18 AUGUST - 19 AUGUST 2011, RIVERSIDE STUDIOS. A chamber opera inspired by the lives of Margaret Mee, a British botanist and artist explorer, and Chico Mendes, a Brazilian environmentalist and political activist. They take us on a journey full of magic, mysticism, human struggle and undying hope. The Moonflower, also known as the Queen of the Night, is hiding in the deep flooded forest. It opens once in a lifetime during the moonlight, only to die with the first morning ray of light. It takes courage, conviction and strength to find the Moonflower and to fight for the beauty of life.

Production: Berislav Juraic for Boii Theatre
Music: Mario Ferraro
Libretto: Eva Daníčková
Director: Maja Milatović-Ovadia

Tickets: £6/£4
Box office: 020 8237 1111
Online bookings: http://www.riversidestudios.co.uk/cgi-bin/page.pl?l=1308670448

Supported by Embassy of Brazil in the UK.
Showing as part of Tête à Tête Opera Festival (4 AUG - 21 AUG 2011)



A woman artist explorer and a man who died fighting for human rights meet in the afterlife. They look back on the one thing they have in common: love for the land of fragile beauty and great power which is hard to conquer despite the force of human greed and destruction. They reminisce about their lives, mainly their fight to preserve the mystical Amazon.

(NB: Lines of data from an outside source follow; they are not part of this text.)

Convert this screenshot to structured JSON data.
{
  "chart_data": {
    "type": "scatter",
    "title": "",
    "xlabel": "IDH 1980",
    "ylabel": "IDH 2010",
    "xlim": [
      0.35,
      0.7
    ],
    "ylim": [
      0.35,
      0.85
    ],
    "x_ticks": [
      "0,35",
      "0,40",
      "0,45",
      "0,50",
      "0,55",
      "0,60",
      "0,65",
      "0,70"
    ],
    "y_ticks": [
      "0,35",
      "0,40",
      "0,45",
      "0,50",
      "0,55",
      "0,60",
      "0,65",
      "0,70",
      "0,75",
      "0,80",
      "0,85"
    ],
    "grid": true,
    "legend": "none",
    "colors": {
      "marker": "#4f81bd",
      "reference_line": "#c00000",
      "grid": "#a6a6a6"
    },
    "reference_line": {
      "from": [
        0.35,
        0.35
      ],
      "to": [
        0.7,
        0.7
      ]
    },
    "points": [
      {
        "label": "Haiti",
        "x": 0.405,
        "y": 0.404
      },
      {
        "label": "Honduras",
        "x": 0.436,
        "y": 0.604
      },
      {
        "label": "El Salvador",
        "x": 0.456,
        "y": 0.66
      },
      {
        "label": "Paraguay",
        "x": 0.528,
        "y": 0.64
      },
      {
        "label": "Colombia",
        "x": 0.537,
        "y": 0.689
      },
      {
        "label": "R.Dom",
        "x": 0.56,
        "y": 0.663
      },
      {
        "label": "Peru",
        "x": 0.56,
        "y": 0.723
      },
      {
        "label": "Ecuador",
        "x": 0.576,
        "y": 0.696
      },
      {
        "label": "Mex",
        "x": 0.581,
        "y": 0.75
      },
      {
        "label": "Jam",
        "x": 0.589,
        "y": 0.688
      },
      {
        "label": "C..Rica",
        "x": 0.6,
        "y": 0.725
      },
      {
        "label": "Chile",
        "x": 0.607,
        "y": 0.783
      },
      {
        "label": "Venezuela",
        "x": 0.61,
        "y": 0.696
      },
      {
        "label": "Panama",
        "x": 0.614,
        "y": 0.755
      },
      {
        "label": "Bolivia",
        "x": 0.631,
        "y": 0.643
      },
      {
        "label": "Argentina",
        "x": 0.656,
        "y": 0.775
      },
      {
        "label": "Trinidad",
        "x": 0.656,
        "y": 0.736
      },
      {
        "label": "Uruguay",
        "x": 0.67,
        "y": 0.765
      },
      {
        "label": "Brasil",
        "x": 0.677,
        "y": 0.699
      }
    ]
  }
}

Moonflower is a story of human struggle, cruelty and greed, but also of unimaginable beauty and strength of the human spirit.

Inspired by the lives of two remarkable people, Margaret Mee (British botanist and artist explorer) and Chico Mendes (Brazilian rubber tapper, an environmentalist and a freedom fighter), this chamber opera begins at the end. Margaret and Chico, who didn't meet during their lives, meet as souls who cannot rest. They have one thing in common - their love for the Amazon rainforest which they both tried to preserve. Their memories, hopes and fears, become the foundation of the stories and the poetry of The Moonflower.

The story consists of three tales, all inspired by the Amazonian rainforest. The Moonflower is the leitmotif, holding the whole piece together. A metaphor of struggle, fragility and ultimate futility of human life.

More about Margeret Mee:

Margaret Mee is remembered for her minutely detailed paintings of flowers from Brazilian forests. Her collection of Amazon flower paintings resides at the Royal Botanical Gardens, Kew, near London. Margaret was born in England and trained as an artist in London. She moved to Brazil in 1952 and spent thirty-six years there. She was never afraid of calling for the conservation of the natural world, the Amazon forest, its animals and plants in particular. Margaret died in a tragic accident in England in 1988.

More about Chico Mendes:

Sometimes called ‘The Ghandi of the Amazon’, Chico Mendes was a rubber tapper who lived and worked in the Amazon rainforest. During the 1980's, Chico became a political activist interested in protecting the rights of the rubber tappers against the invasion of cattle ranchers. His struggle caught the attention of international environmentalists who saw Chico’s resistance movement as a fight to save the rainforest. Chico was murdered in 1988.

More about the Moonflower:

Strophocactus wittii, the generic name from the word strophe (twisting, curling) referring to the manner in which the flattened leaf-like stems wind themselves around Amazonian trees. Also known as the ‘Queen of the Night'. The generic name is derived from the Greek selene, meaning moon. The Moonflower opens very rarely and its blosssom lasts for one night only.

Margaret Mee found the Moonflower in a flooded forest and included its painting in her collections.